If you've always wanted to see Las Vegas but need a sure bet on low pricing, visit Sin City in July and August when hotels are clamoring for guests.
"Don't let 115 degrees on the thermometer scare you," said SRI Travel & Promotion owner Renee Werbin, who points out that "Everything is air conditioned and you can take trams between hotels."
Miami is also a good bet for cheap travel in the summertime, and the traditionally hot and humid summers of New Orleans mean you can also find some fabulous deals in the Big Easy.
Winter is easy on the wallet and full of options.

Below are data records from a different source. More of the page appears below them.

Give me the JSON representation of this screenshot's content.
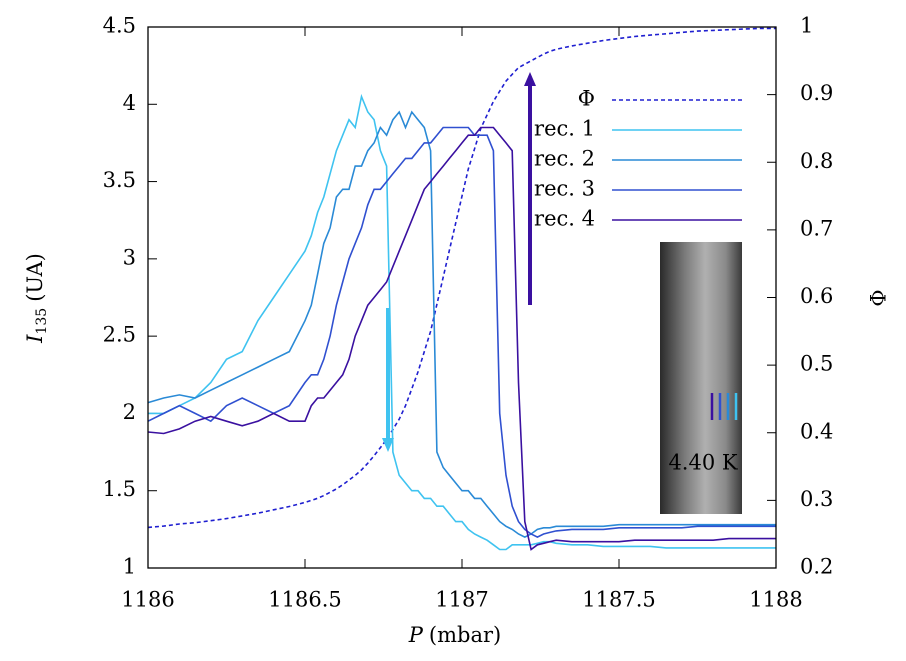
{
  "chart_data": {
    "type": "line",
    "x_label": {
      "symbol": "P",
      "unit": "(mbar)"
    },
    "y_label": {
      "symbol": "I",
      "subscript": "135",
      "unit": "(UA)"
    },
    "y2_label": "Φ",
    "annotation": "4.40 K",
    "x": [
      1186,
      1186.05,
      1186.1,
      1186.15,
      1186.2,
      1186.25,
      1186.3,
      1186.35,
      1186.4,
      1186.45,
      1186.5,
      1186.52,
      1186.54,
      1186.56,
      1186.58,
      1186.6,
      1186.62,
      1186.64,
      1186.66,
      1186.68,
      1186.7,
      1186.72,
      1186.74,
      1186.76,
      1186.78,
      1186.8,
      1186.82,
      1186.84,
      1186.86,
      1186.88,
      1186.9,
      1186.92,
      1186.94,
      1186.96,
      1186.98,
      1187,
      1187.02,
      1187.04,
      1187.06,
      1187.08,
      1187.1,
      1187.12,
      1187.14,
      1187.16,
      1187.18,
      1187.2,
      1187.22,
      1187.24,
      1187.26,
      1187.28,
      1187.3,
      1187.35,
      1187.4,
      1187.45,
      1187.5,
      1187.55,
      1187.6,
      1187.65,
      1187.7,
      1187.75,
      1187.8,
      1187.85,
      1187.9,
      1187.95,
      1188
    ],
    "series": [
      {
        "name": "Φ",
        "color": "#1f1fd0",
        "dashed": true,
        "axis": "y2",
        "values": [
          0.26,
          0.262,
          0.265,
          0.267,
          0.27,
          0.273,
          0.277,
          0.281,
          0.286,
          0.291,
          0.297,
          0.3,
          0.303,
          0.307,
          0.312,
          0.317,
          0.323,
          0.33,
          0.337,
          0.345,
          0.355,
          0.366,
          0.378,
          0.39,
          0.405,
          0.42,
          0.44,
          0.465,
          0.49,
          0.52,
          0.55,
          0.59,
          0.63,
          0.67,
          0.71,
          0.75,
          0.79,
          0.82,
          0.85,
          0.87,
          0.89,
          0.905,
          0.92,
          0.93,
          0.94,
          0.945,
          0.95,
          0.955,
          0.96,
          0.964,
          0.967,
          0.972,
          0.976,
          0.98,
          0.983,
          0.986,
          0.988,
          0.99,
          0.992,
          0.994,
          0.995,
          0.996,
          0.997,
          0.998,
          0.998
        ]
      },
      {
        "name": "rec. 1",
        "color": "#3fc3f0",
        "values": [
          2.0,
          2.0,
          2.05,
          2.1,
          2.2,
          2.35,
          2.4,
          2.6,
          2.75,
          2.9,
          3.05,
          3.15,
          3.3,
          3.4,
          3.55,
          3.7,
          3.8,
          3.9,
          3.85,
          4.05,
          3.95,
          3.9,
          3.7,
          3.6,
          1.75,
          1.6,
          1.55,
          1.5,
          1.5,
          1.45,
          1.45,
          1.4,
          1.4,
          1.35,
          1.3,
          1.3,
          1.25,
          1.22,
          1.2,
          1.18,
          1.15,
          1.12,
          1.12,
          1.15,
          1.15,
          1.15,
          1.15,
          1.16,
          1.17,
          1.17,
          1.16,
          1.15,
          1.15,
          1.14,
          1.14,
          1.14,
          1.14,
          1.13,
          1.13,
          1.13,
          1.13,
          1.13,
          1.13,
          1.13,
          1.13
        ]
      },
      {
        "name": "rec. 2",
        "color": "#2a8ad6",
        "values": [
          2.07,
          2.1,
          2.12,
          2.1,
          2.15,
          2.2,
          2.25,
          2.3,
          2.35,
          2.4,
          2.6,
          2.7,
          2.9,
          3.1,
          3.2,
          3.4,
          3.45,
          3.45,
          3.6,
          3.6,
          3.7,
          3.75,
          3.85,
          3.8,
          3.9,
          3.95,
          3.85,
          3.95,
          3.9,
          3.85,
          3.7,
          1.75,
          1.65,
          1.6,
          1.55,
          1.5,
          1.5,
          1.45,
          1.45,
          1.4,
          1.35,
          1.3,
          1.27,
          1.25,
          1.22,
          1.2,
          1.22,
          1.25,
          1.26,
          1.26,
          1.27,
          1.27,
          1.27,
          1.27,
          1.28,
          1.28,
          1.28,
          1.28,
          1.28,
          1.28,
          1.28,
          1.28,
          1.28,
          1.28,
          1.28
        ]
      },
      {
        "name": "rec. 3",
        "color": "#3050d0",
        "values": [
          1.95,
          2.0,
          2.05,
          2.0,
          1.95,
          2.05,
          2.1,
          2.05,
          2.0,
          2.05,
          2.2,
          2.25,
          2.25,
          2.35,
          2.5,
          2.7,
          2.85,
          3.0,
          3.1,
          3.2,
          3.35,
          3.45,
          3.45,
          3.5,
          3.55,
          3.6,
          3.65,
          3.65,
          3.7,
          3.75,
          3.75,
          3.8,
          3.85,
          3.85,
          3.85,
          3.85,
          3.85,
          3.8,
          3.8,
          3.8,
          3.7,
          2.0,
          1.6,
          1.4,
          1.3,
          1.25,
          1.22,
          1.2,
          1.22,
          1.23,
          1.24,
          1.25,
          1.25,
          1.25,
          1.26,
          1.26,
          1.26,
          1.26,
          1.26,
          1.27,
          1.27,
          1.27,
          1.27,
          1.27,
          1.27
        ]
      },
      {
        "name": "rec. 4",
        "color": "#3a10a0",
        "values": [
          1.88,
          1.87,
          1.9,
          1.95,
          1.98,
          1.95,
          1.92,
          1.95,
          2.0,
          1.95,
          1.95,
          2.05,
          2.1,
          2.1,
          2.15,
          2.2,
          2.25,
          2.35,
          2.5,
          2.6,
          2.7,
          2.75,
          2.8,
          2.85,
          2.95,
          3.05,
          3.15,
          3.25,
          3.35,
          3.45,
          3.5,
          3.55,
          3.6,
          3.65,
          3.7,
          3.75,
          3.8,
          3.8,
          3.85,
          3.85,
          3.85,
          3.8,
          3.75,
          3.7,
          2.2,
          1.3,
          1.12,
          1.15,
          1.16,
          1.17,
          1.18,
          1.17,
          1.17,
          1.17,
          1.17,
          1.18,
          1.18,
          1.18,
          1.18,
          1.18,
          1.18,
          1.19,
          1.19,
          1.19,
          1.19
        ]
      }
    ],
    "xlim": [
      1186,
      1188
    ],
    "xticks": [
      1186,
      1186.5,
      1187,
      1187.5,
      1188
    ],
    "ylim": [
      1,
      4.5
    ],
    "yticks": [
      1,
      1.5,
      2,
      2.5,
      3,
      3.5,
      4,
      4.5
    ],
    "y2lim": [
      0.2,
      1
    ],
    "y2ticks": [
      0.2,
      0.3,
      0.4,
      0.5,
      0.6,
      0.7,
      0.8,
      0.9,
      1
    ],
    "grid": false,
    "legend": "upper right"
  }
}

There may be a gray sky behind the Eiffel Tower or Big Ben when you take your vacation photos, but that's nothing a little photo editing can't fix. Nothing beats Europe in the fall and winter if you want more bang for your buck.
"Common sense is always your guide. Travel to Europe in the winter months and stay in deluxe accommodations that would cost substantially more in spring and summer seasons," said Werbin.
A Canadian (non-ski) holiday is also something to consider if you can handle the cold temperatures that usually freeze the prices at lower-than-normal numbers. And if you're looking for something exotic, Asia is usually on sale as well.
"Asian prices always drop during winter months; even Tokyo can be a bargain prospect in January and February," said Travelzoo Senior Editor Gabe Saglie.
Of course there's an exception to the winter discounts: unless you're extremely flexible, it's usually hard to find a deal between Christmas and New Year's Eve.
You'll also be hard-pressed to find a safari on a clearance rack, but if you want to do it for the lowest price possible, go during the hotter, rainier season in southern and central Africa between November and February. But keep in mind that there's a school holiday in December, so November, January and February are the best bets.
"Our winter time is hot, hot, hot down in South Africa, which is when you'll see some savings," said Freedman.
Werbin said she reminds her clients, "Animals are never on vacation."